Today's
Meditation:
Have you ever learned that you have a particular
muscle only because you've strained it and now it
hurts? I've often heard people talk about muscles
they never knew they had, after a hard day's work has left
them sore. Our pain can be very beneficial to us if
we pay attention to it, for it can let us know things that
we still have to take care of, things that aren't as
strong as they could be.
For most people, though, pain is simply a signal to take
painkillers. No learning takes place, no paying of
attention, no questioning as to the true cause of the
pain. There's nothing saying that we should sit
there in agony just to try to "experience" our
pain, but the truth is that there is a lot to learn from
it. Sometimes it's not a deep lesson-- I swung the
racket in an awkward way, and I pulled a muscle. But
often the pain comes from a deeper source, and it can be
worth our while to explore it-- and the only way to explore
it is to experience it.
This goes for emotional pain as well as physical
pain. I spent years feeling horrible amounts of pain
from relationships, until I took the time to actually
explore the pain and learn from it-- I found out some very
important things about how my own mind was causing that
pain because it associated what was happening to me in
relationships to what had happened to me as a child.

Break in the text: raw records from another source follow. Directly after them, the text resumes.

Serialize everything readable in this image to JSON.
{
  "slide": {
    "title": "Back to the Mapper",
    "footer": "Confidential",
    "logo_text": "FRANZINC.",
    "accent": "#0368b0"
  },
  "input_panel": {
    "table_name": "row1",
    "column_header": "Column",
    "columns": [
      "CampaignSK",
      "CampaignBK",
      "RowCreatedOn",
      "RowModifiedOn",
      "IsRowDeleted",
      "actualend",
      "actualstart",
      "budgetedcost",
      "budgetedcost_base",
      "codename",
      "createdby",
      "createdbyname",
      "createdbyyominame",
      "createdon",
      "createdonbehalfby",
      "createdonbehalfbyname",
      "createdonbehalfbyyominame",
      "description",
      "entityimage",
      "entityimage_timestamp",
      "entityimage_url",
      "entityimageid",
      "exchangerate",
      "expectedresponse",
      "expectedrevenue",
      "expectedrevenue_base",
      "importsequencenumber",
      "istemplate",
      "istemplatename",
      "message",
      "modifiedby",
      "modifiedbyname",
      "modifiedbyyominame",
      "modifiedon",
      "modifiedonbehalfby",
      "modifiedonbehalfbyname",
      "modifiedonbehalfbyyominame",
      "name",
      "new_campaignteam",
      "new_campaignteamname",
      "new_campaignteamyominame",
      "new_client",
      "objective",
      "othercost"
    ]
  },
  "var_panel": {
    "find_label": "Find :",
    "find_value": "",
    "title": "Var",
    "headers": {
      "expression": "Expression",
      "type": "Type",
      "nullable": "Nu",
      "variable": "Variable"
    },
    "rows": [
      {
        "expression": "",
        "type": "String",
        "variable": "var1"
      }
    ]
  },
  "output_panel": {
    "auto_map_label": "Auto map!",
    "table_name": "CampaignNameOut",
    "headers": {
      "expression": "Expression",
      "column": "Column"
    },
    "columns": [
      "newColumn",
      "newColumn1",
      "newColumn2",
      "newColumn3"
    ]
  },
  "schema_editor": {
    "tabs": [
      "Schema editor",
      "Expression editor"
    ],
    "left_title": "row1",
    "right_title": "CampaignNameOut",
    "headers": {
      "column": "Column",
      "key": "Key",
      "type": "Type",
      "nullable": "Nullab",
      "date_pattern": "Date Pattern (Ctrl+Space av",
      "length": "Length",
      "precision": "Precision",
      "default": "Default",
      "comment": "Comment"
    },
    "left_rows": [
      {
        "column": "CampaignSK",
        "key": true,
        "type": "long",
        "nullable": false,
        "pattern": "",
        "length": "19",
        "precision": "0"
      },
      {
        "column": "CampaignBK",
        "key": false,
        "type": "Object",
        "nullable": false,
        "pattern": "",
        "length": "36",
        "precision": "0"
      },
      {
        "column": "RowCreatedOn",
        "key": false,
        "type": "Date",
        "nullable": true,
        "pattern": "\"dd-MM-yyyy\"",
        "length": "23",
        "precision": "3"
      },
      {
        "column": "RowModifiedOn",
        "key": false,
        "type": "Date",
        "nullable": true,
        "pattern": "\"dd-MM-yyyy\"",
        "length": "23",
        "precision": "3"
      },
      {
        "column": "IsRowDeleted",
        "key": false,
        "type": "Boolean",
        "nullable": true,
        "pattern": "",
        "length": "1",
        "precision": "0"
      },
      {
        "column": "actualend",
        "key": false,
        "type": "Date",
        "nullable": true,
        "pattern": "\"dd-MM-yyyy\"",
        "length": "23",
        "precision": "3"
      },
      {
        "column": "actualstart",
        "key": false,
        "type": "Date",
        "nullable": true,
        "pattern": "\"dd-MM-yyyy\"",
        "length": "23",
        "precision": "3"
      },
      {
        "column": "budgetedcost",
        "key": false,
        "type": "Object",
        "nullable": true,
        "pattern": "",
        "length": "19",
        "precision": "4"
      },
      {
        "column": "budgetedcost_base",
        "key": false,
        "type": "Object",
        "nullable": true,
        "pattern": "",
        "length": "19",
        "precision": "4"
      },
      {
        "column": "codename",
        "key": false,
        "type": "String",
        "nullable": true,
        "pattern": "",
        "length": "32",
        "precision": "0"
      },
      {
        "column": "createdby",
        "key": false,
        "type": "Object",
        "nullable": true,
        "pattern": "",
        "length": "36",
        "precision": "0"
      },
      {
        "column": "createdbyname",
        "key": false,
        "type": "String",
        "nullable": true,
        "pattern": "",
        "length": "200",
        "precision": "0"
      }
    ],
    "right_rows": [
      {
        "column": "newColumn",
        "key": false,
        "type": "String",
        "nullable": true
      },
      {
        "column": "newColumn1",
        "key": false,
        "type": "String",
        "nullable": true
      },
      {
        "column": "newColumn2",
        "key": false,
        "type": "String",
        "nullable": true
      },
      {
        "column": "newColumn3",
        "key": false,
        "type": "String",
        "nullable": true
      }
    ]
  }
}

When I became aware of that dynamic, I learned ways to
break that pattern of association, and the relationships
stopped affecting me in the same ways.
Pain can be unpleasant, but it rarely is unbearable.
For the unbearable kind, fix it quickly, in the best way
you can. But for the other kinds, take a few moments
before you fix it to find out what it may be trying to
tell you-- for there surely is a message for you, possibly
from you yourself, there in what we call pain. And
if we can learn that message, then perhaps what we call
pain may cease to feel like pain after all.